RE: studies of naming?

Steven Clarke Wed, 28 Mar 2012 07:41:26 -0700

Richard,

Thanks for laying out the different design options. Unfortunately we're not 
always in a position to be able to study every design option since we're 
constrained by our shipping schedule. Sometimes we need to trade off what we 
know our engineering teams can build in the time we have available with what we 
would like to do in an ideal world. In many ways the studies we do in the 
Visual Studio team aim to tip the balance in favor of the user experience. It's 
one of the differences between the research that we do in the product teams at 
Microsoft and the research that the teams in Microsoft Research do.

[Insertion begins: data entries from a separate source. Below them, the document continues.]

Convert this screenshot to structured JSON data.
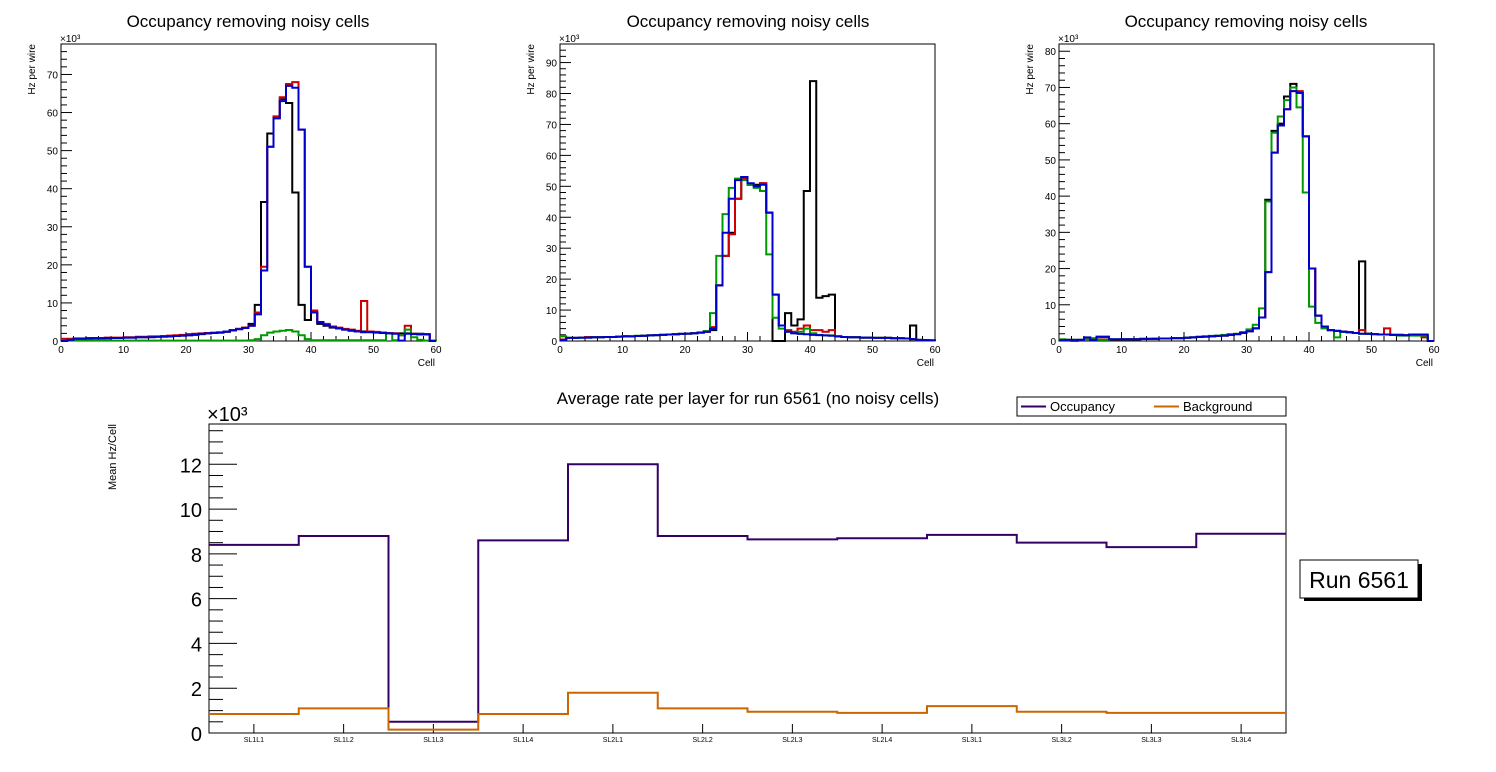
{
  "chart_data": [
    {
      "type": "histogram",
      "title": "Occupancy removing noisy cells",
      "xlabel": "Cell",
      "ylabel": "Hz per wire",
      "yexponent": "×10³",
      "xlim": [
        0,
        60
      ],
      "ylim": [
        0,
        78
      ],
      "xticks": [
        0,
        10,
        20,
        30,
        40,
        50,
        60
      ],
      "yticks": [
        0,
        10,
        20,
        30,
        40,
        50,
        60,
        70
      ],
      "bin_width": 1,
      "series": [
        {
          "name": "black",
          "color": "#000000",
          "values": [
            0.3,
            0.5,
            0.6,
            0.6,
            0.6,
            0.7,
            0.7,
            0.7,
            0.8,
            0.8,
            0.9,
            0.9,
            1.0,
            1.0,
            1.1,
            1.1,
            1.2,
            1.2,
            1.3,
            1.4,
            1.5,
            1.6,
            1.8,
            2.0,
            2.1,
            2.2,
            2.4,
            2.8,
            3.2,
            3.5,
            4.5,
            9.5,
            36.5,
            54.5,
            58.5,
            63.5,
            62.5,
            39.0,
            9.5,
            5.5,
            7.5,
            4.5,
            4.0,
            3.5,
            3.3,
            3.0,
            2.7,
            2.5,
            2.5,
            2.4,
            2.3,
            2.2,
            2.1,
            2.0,
            2.0,
            2.0,
            1.9,
            1.9,
            1.8,
            0.1
          ]
        },
        {
          "name": "red",
          "color": "#cc0000",
          "values": [
            0.6,
            0.6,
            0.7,
            0.7,
            0.8,
            0.8,
            0.8,
            0.9,
            0.9,
            0.9,
            1.0,
            1.0,
            1.1,
            1.1,
            1.2,
            1.2,
            1.3,
            1.4,
            1.5,
            1.6,
            1.8,
            1.9,
            2.0,
            2.1,
            2.2,
            2.3,
            2.5,
            2.9,
            3.2,
            3.5,
            4.0,
            7.5,
            19.5,
            51.0,
            59.0,
            64.0,
            67.5,
            68.0,
            55.5,
            19.5,
            8.0,
            5.0,
            4.5,
            3.8,
            3.5,
            3.2,
            3.0,
            2.7,
            10.5,
            2.5,
            2.4,
            2.2,
            2.1,
            2.0,
            1.5,
            4.0,
            1.9,
            1.8,
            1.8,
            0.1
          ]
        },
        {
          "name": "green",
          "color": "#009900",
          "values": [
            0.1,
            0.1,
            0.1,
            0.1,
            0.1,
            0.1,
            0.1,
            0.1,
            0.1,
            0.1,
            0.1,
            0.1,
            0.1,
            0.1,
            0.1,
            0.1,
            0.1,
            0.1,
            0.1,
            0.1,
            0.1,
            0.1,
            0.1,
            0.1,
            0.1,
            0.1,
            0.1,
            0.1,
            0.1,
            0.1,
            0.2,
            0.5,
            1.5,
            2.2,
            2.5,
            2.7,
            2.9,
            2.5,
            1.5,
            0.5,
            0.2,
            0.2,
            0.2,
            0.2,
            0.2,
            0.2,
            0.2,
            0.2,
            0.2,
            0.2,
            0.2,
            0.2,
            2.0,
            0.2,
            1.5,
            3.0,
            1.0,
            0.3,
            0.1,
            0.1
          ]
        },
        {
          "name": "blue",
          "color": "#0000cc",
          "values": [
            0.0,
            0.3,
            0.6,
            0.6,
            0.7,
            0.7,
            0.7,
            0.8,
            0.8,
            0.8,
            0.9,
            0.9,
            1.0,
            1.0,
            1.0,
            1.1,
            1.1,
            1.2,
            1.3,
            1.4,
            1.5,
            1.7,
            1.9,
            2.0,
            2.1,
            2.2,
            2.5,
            2.8,
            3.1,
            3.4,
            4.0,
            7.0,
            18.5,
            51.0,
            58.5,
            63.0,
            67.0,
            66.5,
            55.5,
            19.5,
            7.5,
            5.0,
            4.2,
            3.6,
            3.3,
            3.0,
            2.8,
            2.5,
            2.3,
            2.3,
            2.2,
            2.1,
            2.0,
            1.9,
            0.1,
            1.9,
            1.8,
            1.7,
            1.7,
            0.0
          ]
        }
      ]
    },
    {
      "type": "histogram",
      "title": "Occupancy removing noisy cells",
      "xlabel": "Cell",
      "ylabel": "Hz per wire",
      "yexponent": "×10³",
      "xlim": [
        0,
        60
      ],
      "ylim": [
        0,
        96
      ],
      "xticks": [
        0,
        10,
        20,
        30,
        40,
        50,
        60
      ],
      "yticks": [
        0,
        10,
        20,
        30,
        40,
        50,
        60,
        70,
        80,
        90
      ],
      "bin_width": 1,
      "series": [
        {
          "name": "black",
          "color": "#000000",
          "values": [
            0.5,
            1.0,
            1.0,
            1.1,
            1.1,
            1.2,
            1.2,
            1.3,
            1.3,
            1.4,
            1.5,
            1.5,
            1.6,
            1.7,
            1.8,
            1.9,
            2.0,
            2.1,
            2.2,
            2.3,
            2.4,
            2.5,
            2.7,
            3.0,
            3.5,
            18.0,
            27.5,
            35.0,
            46.0,
            53.0,
            50.5,
            50.5,
            51.0,
            41.5,
            0.0,
            0.0,
            9.0,
            5.0,
            7.0,
            48.5,
            84.0,
            14.0,
            14.5,
            15.0,
            1.5,
            1.3,
            1.2,
            1.2,
            1.1,
            1.1,
            1.0,
            1.0,
            1.0,
            0.9,
            0.9,
            0.8,
            5.0,
            0.4,
            0.3,
            0.2
          ]
        },
        {
          "name": "red",
          "color": "#cc0000",
          "values": [
            0.5,
            1.0,
            1.0,
            1.1,
            1.3,
            1.2,
            1.2,
            1.3,
            1.3,
            1.4,
            1.5,
            1.5,
            1.6,
            1.7,
            1.8,
            1.9,
            2.0,
            2.1,
            2.2,
            2.3,
            2.4,
            2.5,
            2.7,
            3.0,
            4.5,
            18.0,
            27.5,
            34.5,
            46.0,
            52.5,
            50.5,
            50.0,
            51.0,
            41.5,
            15.0,
            5.0,
            3.5,
            3.0,
            4.0,
            5.0,
            3.5,
            3.5,
            3.0,
            3.5,
            1.5,
            1.3,
            1.2,
            1.2,
            1.1,
            1.1,
            1.0,
            1.0,
            1.0,
            0.9,
            0.9,
            0.8,
            0.6,
            0.3,
            0.3,
            0.2
          ]
        },
        {
          "name": "green",
          "color": "#009900",
          "values": [
            1.5,
            1.0,
            1.0,
            1.1,
            1.1,
            1.2,
            1.2,
            1.3,
            1.3,
            1.4,
            1.6,
            1.5,
            1.7,
            1.7,
            1.8,
            1.9,
            2.0,
            2.1,
            2.2,
            2.3,
            2.4,
            2.5,
            2.8,
            3.2,
            9.0,
            27.5,
            41.0,
            49.5,
            52.5,
            52.0,
            50.5,
            49.5,
            48.5,
            28.0,
            7.5,
            4.0,
            3.0,
            2.5,
            3.0,
            4.0,
            2.5,
            2.0,
            1.8,
            1.8,
            1.5,
            1.3,
            1.2,
            1.2,
            1.1,
            1.1,
            1.0,
            1.0,
            1.0,
            0.9,
            0.9,
            0.8,
            0.6,
            0.3,
            0.3,
            0.2
          ]
        },
        {
          "name": "blue",
          "color": "#0000cc",
          "values": [
            0.3,
            1.0,
            1.0,
            1.1,
            1.1,
            1.2,
            1.2,
            1.3,
            1.3,
            1.4,
            1.5,
            1.5,
            1.6,
            1.7,
            1.8,
            1.9,
            2.0,
            2.1,
            2.2,
            2.3,
            2.4,
            2.5,
            2.7,
            3.0,
            4.0,
            18.0,
            35.0,
            46.0,
            52.0,
            53.0,
            51.0,
            50.0,
            50.5,
            41.5,
            15.0,
            5.0,
            3.0,
            2.5,
            2.3,
            2.2,
            2.0,
            1.9,
            1.8,
            1.7,
            1.5,
            1.3,
            1.2,
            1.2,
            1.1,
            1.1,
            1.0,
            1.0,
            1.0,
            0.9,
            0.9,
            0.8,
            0.6,
            0.3,
            0.3,
            0.2
          ]
        }
      ]
    },
    {
      "type": "histogram",
      "title": "Occupancy removing noisy cells",
      "xlabel": "Cell",
      "ylabel": "Hz per wire",
      "yexponent": "×10³",
      "xlim": [
        0,
        60
      ],
      "ylim": [
        0,
        82
      ],
      "xticks": [
        0,
        10,
        20,
        30,
        40,
        50,
        60
      ],
      "yticks": [
        0,
        10,
        20,
        30,
        40,
        50,
        60,
        70,
        80
      ],
      "bin_width": 1,
      "series": [
        {
          "name": "black",
          "color": "#000000",
          "values": [
            0.3,
            0.3,
            0.3,
            0.3,
            0.8,
            0.5,
            1.0,
            1.0,
            0.4,
            0.4,
            0.5,
            0.5,
            0.5,
            0.6,
            0.6,
            0.6,
            0.7,
            0.7,
            0.8,
            0.8,
            0.9,
            1.0,
            1.1,
            1.2,
            1.3,
            1.4,
            1.5,
            1.7,
            1.9,
            2.2,
            2.7,
            3.5,
            6.5,
            39.0,
            58.0,
            60.0,
            67.5,
            71.0,
            68.5,
            56.5,
            20.0,
            7.0,
            4.0,
            3.0,
            2.8,
            2.6,
            2.4,
            2.2,
            22.0,
            2.0,
            1.9,
            1.8,
            1.8,
            1.7,
            1.7,
            1.6,
            1.6,
            1.6,
            1.5,
            0.0
          ]
        },
        {
          "name": "red",
          "color": "#cc0000",
          "values": [
            0.3,
            0.3,
            0.0,
            0.3,
            0.8,
            0.5,
            1.0,
            1.0,
            0.4,
            0.4,
            0.5,
            0.5,
            0.5,
            0.6,
            0.6,
            0.7,
            0.7,
            0.7,
            0.8,
            0.8,
            0.9,
            1.0,
            1.1,
            1.2,
            1.3,
            1.4,
            1.5,
            1.7,
            1.9,
            2.2,
            2.7,
            3.5,
            6.5,
            19.0,
            52.0,
            59.5,
            64.0,
            69.0,
            69.0,
            56.5,
            20.0,
            7.0,
            4.0,
            3.0,
            2.8,
            2.6,
            2.4,
            2.2,
            3.0,
            2.0,
            1.9,
            1.8,
            3.5,
            1.7,
            1.7,
            1.6,
            1.6,
            1.6,
            1.0,
            0.0
          ]
        },
        {
          "name": "green",
          "color": "#009900",
          "values": [
            0.5,
            0.3,
            0.3,
            0.3,
            0.5,
            0.8,
            0.3,
            0.3,
            0.5,
            0.5,
            0.5,
            0.5,
            0.5,
            0.6,
            0.6,
            0.6,
            0.7,
            0.7,
            0.8,
            0.8,
            0.9,
            1.0,
            1.2,
            1.3,
            1.4,
            1.5,
            1.7,
            1.9,
            2.0,
            2.5,
            3.2,
            4.5,
            9.0,
            38.5,
            57.5,
            62.0,
            66.5,
            70.0,
            64.5,
            41.0,
            9.5,
            5.0,
            3.5,
            3.0,
            1.0,
            2.5,
            2.4,
            2.2,
            2.0,
            2.0,
            1.9,
            1.8,
            1.8,
            1.7,
            1.5,
            1.5,
            1.5,
            1.5,
            1.5,
            0.0
          ]
        },
        {
          "name": "blue",
          "color": "#0000cc",
          "values": [
            0.2,
            0.3,
            0.3,
            0.3,
            1.0,
            0.3,
            1.2,
            1.2,
            0.5,
            0.5,
            0.5,
            0.5,
            0.5,
            0.6,
            0.6,
            0.6,
            0.7,
            0.7,
            0.8,
            0.8,
            0.9,
            1.0,
            1.1,
            1.2,
            1.3,
            1.4,
            1.5,
            1.7,
            1.9,
            2.2,
            2.7,
            3.5,
            6.5,
            19.0,
            52.0,
            59.5,
            64.0,
            69.0,
            68.5,
            56.5,
            20.0,
            7.0,
            4.0,
            3.0,
            2.8,
            2.6,
            2.4,
            2.2,
            2.0,
            2.0,
            1.9,
            1.8,
            1.8,
            1.7,
            1.7,
            1.6,
            1.8,
            1.8,
            1.8,
            0.0
          ]
        }
      ]
    },
    {
      "type": "histogram",
      "title": "Average rate per layer for run 6561 (no noisy cells)",
      "xlabel": "",
      "ylabel": "Mean Hz/Cell",
      "yexponent": "×10³",
      "ylim": [
        0,
        13.8
      ],
      "yticks": [
        0,
        2,
        4,
        6,
        8,
        10,
        12
      ],
      "categories": [
        "SL1L1",
        "SL1L2",
        "SL1L3",
        "SL1L4",
        "SL2L1",
        "SL2L2",
        "SL2L3",
        "SL2L4",
        "SL3L1",
        "SL3L2",
        "SL3L3",
        "SL3L4"
      ],
      "series": [
        {
          "name": "Occupancy",
          "color": "#330066",
          "values": [
            8.4,
            8.8,
            0.5,
            8.6,
            12.0,
            8.8,
            8.65,
            8.7,
            8.85,
            8.5,
            8.3,
            8.9
          ]
        },
        {
          "name": "Background",
          "color": "#cc6600",
          "values": [
            0.85,
            1.1,
            0.15,
            0.85,
            1.8,
            1.1,
            0.95,
            0.9,
            1.2,
            0.95,
            0.9,
            0.9
          ]
        }
      ],
      "legend": {
        "position": "top-right",
        "entries": [
          "Occupancy",
          "Background"
        ]
      },
      "annotation": "Run 6561"
    }
  ]
}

Anyway, the more interesting debate is how the opportunistic programmers would 
deal with the design options you laid out. On the factory design pattern, that 
has been studied also. This will likely make you even more terrified of using 
software built by other software engineers :), but take a look: 
http://www.cs.cmu.edu/~NatProg/papers/Ellis2007FactoryUsability.pdf

On the fluent like initializer object style you demonstrated below, I don't 
believe that will solve all the usability issues we observe opportunistic 
programmers experiencing with required parameters. These developers are very 
exploratory in the way that they write code and are looking for shortcuts 
everywhere they go. They are task oriented, not API oriented. They think about 
the task they are writing code for, not the way that the APIs work. The success 
of the fluent style of API would depend on how many 'dots' the user would need 
to write before they were able to call the method that helped them with their 
task. If it is too deep, they might even give up exploring the class before 
they get that far.

We don't have the luxury of dismissing these types of programmers. While it 
might strike you with terror that these programmers exist, they are 
successfully building applications in many different domains. They may work 
differently to you and many other programmers but that doesn't necessarily mean 
that the code they create is worthless. Within the Visual Studio team at 
Microsoft we've devoted efforts to attempting to make them successful by 
adapting to their workstyles when appropriate.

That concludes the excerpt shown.